Soudain, les torchères ne répandirent plus qu’une sinistre lueur verdâtre… et toutes les figures allongées sur les lits, figures qui jusqu’alors étaient restées immobiles, se dressèrent comme autant de cadavres surgissant du tombeau.

Tous les yeux, gouffres d’ombre, étaient tournés vers le même sommet, dans l’attente de quelque chose qui, d’avance, faisait frémir d’horreur la chair impuissante de Christine.

Et, tout là-haut, la tapisserie où aboutissaient ces marches s’entr’ouvrit et l’on vit sur le trône d’or et de nuit la déesse de la mort.

Et Christine reconnut Dorga !…

Elle était belle et prodigieusement funeste, lointaine et redoutable comme Proserpine aux enfers !…

Tous les mythes se rejoignent à l’aurore du monde… Les mystères d’Éleusis, de Delphes, de Thèbes, de Babylone et de l’Inde la plus antique se rencontrent dans la même idée de la vie, qui sort de la mort comme le grain de blé germe au sein de la terre glacée dont il jaillira un jour de joie.

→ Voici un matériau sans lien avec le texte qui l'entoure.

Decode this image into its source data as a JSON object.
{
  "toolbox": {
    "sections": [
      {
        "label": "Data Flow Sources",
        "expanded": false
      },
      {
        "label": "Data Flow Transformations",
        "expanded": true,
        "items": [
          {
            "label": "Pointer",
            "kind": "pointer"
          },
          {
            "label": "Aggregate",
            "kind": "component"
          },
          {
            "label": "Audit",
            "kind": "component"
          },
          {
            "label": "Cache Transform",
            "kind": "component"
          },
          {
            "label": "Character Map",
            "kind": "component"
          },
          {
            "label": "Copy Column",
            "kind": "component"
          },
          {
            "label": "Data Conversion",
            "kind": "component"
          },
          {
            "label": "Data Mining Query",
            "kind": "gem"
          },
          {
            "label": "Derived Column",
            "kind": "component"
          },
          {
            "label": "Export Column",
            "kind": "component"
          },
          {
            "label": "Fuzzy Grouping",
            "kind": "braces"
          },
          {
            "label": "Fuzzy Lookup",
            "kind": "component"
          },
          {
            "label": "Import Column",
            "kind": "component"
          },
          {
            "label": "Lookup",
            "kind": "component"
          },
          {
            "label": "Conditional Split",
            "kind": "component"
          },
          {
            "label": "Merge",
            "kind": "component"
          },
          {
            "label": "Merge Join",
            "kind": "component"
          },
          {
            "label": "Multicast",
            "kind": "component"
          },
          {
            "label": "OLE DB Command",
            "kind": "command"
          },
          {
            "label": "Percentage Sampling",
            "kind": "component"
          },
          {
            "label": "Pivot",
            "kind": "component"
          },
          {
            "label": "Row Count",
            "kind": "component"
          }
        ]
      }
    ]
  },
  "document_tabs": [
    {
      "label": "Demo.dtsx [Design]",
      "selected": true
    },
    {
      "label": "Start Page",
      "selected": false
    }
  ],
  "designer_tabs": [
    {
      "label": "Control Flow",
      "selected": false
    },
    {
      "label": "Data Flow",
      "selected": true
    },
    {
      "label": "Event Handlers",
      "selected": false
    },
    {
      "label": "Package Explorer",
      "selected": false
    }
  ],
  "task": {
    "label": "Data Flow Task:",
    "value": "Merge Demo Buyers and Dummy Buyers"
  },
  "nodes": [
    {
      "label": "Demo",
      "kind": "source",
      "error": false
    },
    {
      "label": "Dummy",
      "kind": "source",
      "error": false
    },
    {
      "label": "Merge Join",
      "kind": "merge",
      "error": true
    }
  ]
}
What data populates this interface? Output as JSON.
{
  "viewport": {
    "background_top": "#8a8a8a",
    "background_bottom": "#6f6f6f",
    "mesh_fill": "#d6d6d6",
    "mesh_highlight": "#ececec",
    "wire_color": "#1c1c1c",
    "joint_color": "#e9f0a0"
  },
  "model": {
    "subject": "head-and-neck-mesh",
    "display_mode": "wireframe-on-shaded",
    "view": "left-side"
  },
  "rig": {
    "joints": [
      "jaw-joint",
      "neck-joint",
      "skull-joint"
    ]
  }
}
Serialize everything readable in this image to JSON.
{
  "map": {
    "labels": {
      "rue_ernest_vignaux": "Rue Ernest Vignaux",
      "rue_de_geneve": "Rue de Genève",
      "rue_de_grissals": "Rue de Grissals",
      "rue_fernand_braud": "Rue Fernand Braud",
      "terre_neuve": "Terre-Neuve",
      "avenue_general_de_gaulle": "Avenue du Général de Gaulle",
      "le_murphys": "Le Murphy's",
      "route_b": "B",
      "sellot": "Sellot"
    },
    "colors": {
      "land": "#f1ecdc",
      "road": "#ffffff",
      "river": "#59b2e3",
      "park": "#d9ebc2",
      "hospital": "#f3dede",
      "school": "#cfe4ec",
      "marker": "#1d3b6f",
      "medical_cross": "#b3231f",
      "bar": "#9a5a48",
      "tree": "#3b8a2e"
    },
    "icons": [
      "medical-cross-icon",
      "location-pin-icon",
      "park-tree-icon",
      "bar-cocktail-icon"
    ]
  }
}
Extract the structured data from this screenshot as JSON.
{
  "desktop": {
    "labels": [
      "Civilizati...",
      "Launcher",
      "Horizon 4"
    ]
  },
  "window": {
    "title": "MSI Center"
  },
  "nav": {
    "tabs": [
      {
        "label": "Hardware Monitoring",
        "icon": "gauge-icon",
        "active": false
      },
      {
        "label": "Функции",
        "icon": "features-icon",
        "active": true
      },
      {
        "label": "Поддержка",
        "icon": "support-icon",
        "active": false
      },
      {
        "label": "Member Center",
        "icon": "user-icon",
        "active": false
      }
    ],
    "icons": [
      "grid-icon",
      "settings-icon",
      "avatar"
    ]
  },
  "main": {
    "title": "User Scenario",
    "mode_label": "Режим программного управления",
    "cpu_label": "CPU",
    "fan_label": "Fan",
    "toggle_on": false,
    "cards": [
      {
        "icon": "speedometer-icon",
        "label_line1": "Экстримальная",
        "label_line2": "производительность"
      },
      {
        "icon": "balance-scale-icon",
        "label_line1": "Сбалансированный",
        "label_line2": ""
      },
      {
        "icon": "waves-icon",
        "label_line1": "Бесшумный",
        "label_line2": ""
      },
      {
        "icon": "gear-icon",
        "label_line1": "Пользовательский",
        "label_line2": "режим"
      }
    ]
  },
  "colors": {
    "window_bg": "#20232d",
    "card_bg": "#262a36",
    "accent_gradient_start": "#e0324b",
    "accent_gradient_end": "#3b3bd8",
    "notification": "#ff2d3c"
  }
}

Cycle sacré dont il nous faut saisir tous les termes pour comprendre comment les religions, dans leurs manifestations premières, ont pu, au fond des sanctuaires, offrir aux initiés les spectacles les plus atroces et les plus voluptueux ! On glorifie la vie en sacrifiant à la mort… et voici les supplices ! Et la mort reconnaissante donne la joie et l’amour !…

Ainsi les plus basses passions se parent-elles de poésie et appellent-elles à leur secours les dieux et les déesses propices…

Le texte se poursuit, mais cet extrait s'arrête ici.